The BLOM Lebanon Purchasing Managers’ Index (PMI) rose from 46.2 in October 2018 to 46.7 in November 2018, on account of slower declines in output and new orders since February. Accordingly, the implied GDP-growth would still stand at 1%, a rate likely to be the growth for the full year 2018.
Fiscal pressure remains a major unaddressed vulnerability. Out of the government’s primary expenditures, which reached $4.17B in the period Jan-April 2018, EDL transfers represented a share of 12.5% of the total compared to a share of 11.8% by April 2017. According to the Ministry of Finance, transfers to EDL, the state-owned electricity company, rose by an annual 44% to reach $521.73M by April 2018. It is worth mentioning that this year an amount of $12.67M was paid as “Transfers to Electricity Syria”.
Lebanon’s Gross Public Debt is still assuming an upward trajectory. According to the Ministry of Finance (MoF), Lebanon’s gross public debt reached $83.84B by Q3 2018, inching up by a yearly 7.28% over the period, owing to increases in both, local and foreign currency debt. Accordingly, the debt to GDP ratio now stands at 148%. In details, local currency debt (denominated in LBP) grasped a stake of 57.76% of total gross debt and recorded an annual 0.21% uptick to stand at $48.43B by Sept. 2018. Meanwhile, foreign currency debt rose by a yearly 18.74% to settle at $35.41B, equivalent to 42.24% of Lebanon’s gross debt.
Inflation is still rising due to higher energy prices. According to the Central Administration of Statistics (CAS), consumer prices in Lebanon grew by 6.31% in the first 10 months of 2018 since the average Consumer Price Index (CPI) reached 106.28 by October 2018. In details, the average costs of “Housing and utilities” (water, electricity, gas and other fuels) constituting a combined 28.4% of the CPI, rose by 7.08% year-on-year (y-o-y) by October 2018. In turn, the average prices for “Food and non-alcoholic beverages”(constituting 20% of the CPI) and “Transportation” ( grasping 13.1% of the CPI), registered yearly upticks of 4.90% and 8.81% by October 2018.

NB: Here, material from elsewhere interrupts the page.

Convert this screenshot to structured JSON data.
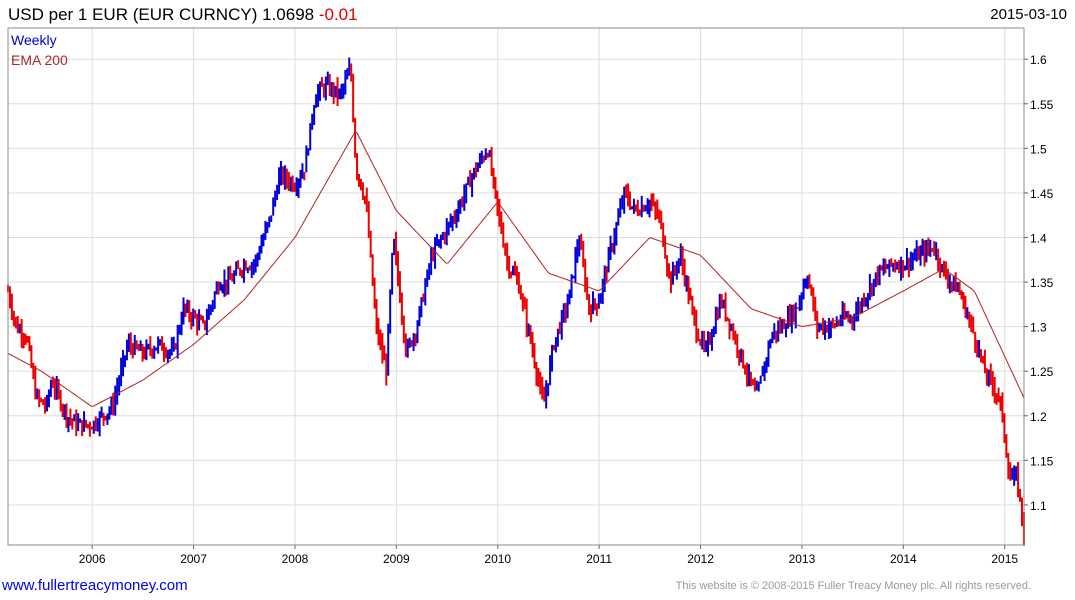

The deficit in the balance of payments widened by October 2018. According to the Central Bank of Lebanon, the balance of payments recorded a deficit of $3.12B by October compared to a deficit of $1B by the same period last year. In fact, the NFAs of the Central Bank increased by $1.19B and the NFAs of commercial banks slid by $4.32B over the same period. However, when we adopt the IMF’s way of computing the Balance of Payments (BOP) by not including the Eurobonds held by BDL into its foreign assets, the BOP deficit becomes $5.62B by October 2018.
Amidst these tough operating conditions, banks are still counting on their loyal depositor base. According to the Central Bank of Lebanon, resident customers’ deposits witnessed an increase of 1.04% y-t-d to reach $134.62B by October 2018. Non-resident customers’ deposits also witnessed an increase of 6.64% since the beginning of the year to $37.49B .this was mainly due to the increase in both, deposits in foreign currencies and in LBP by 6.68% and 6.33% respectively to $32.95B and $4.54B respectively.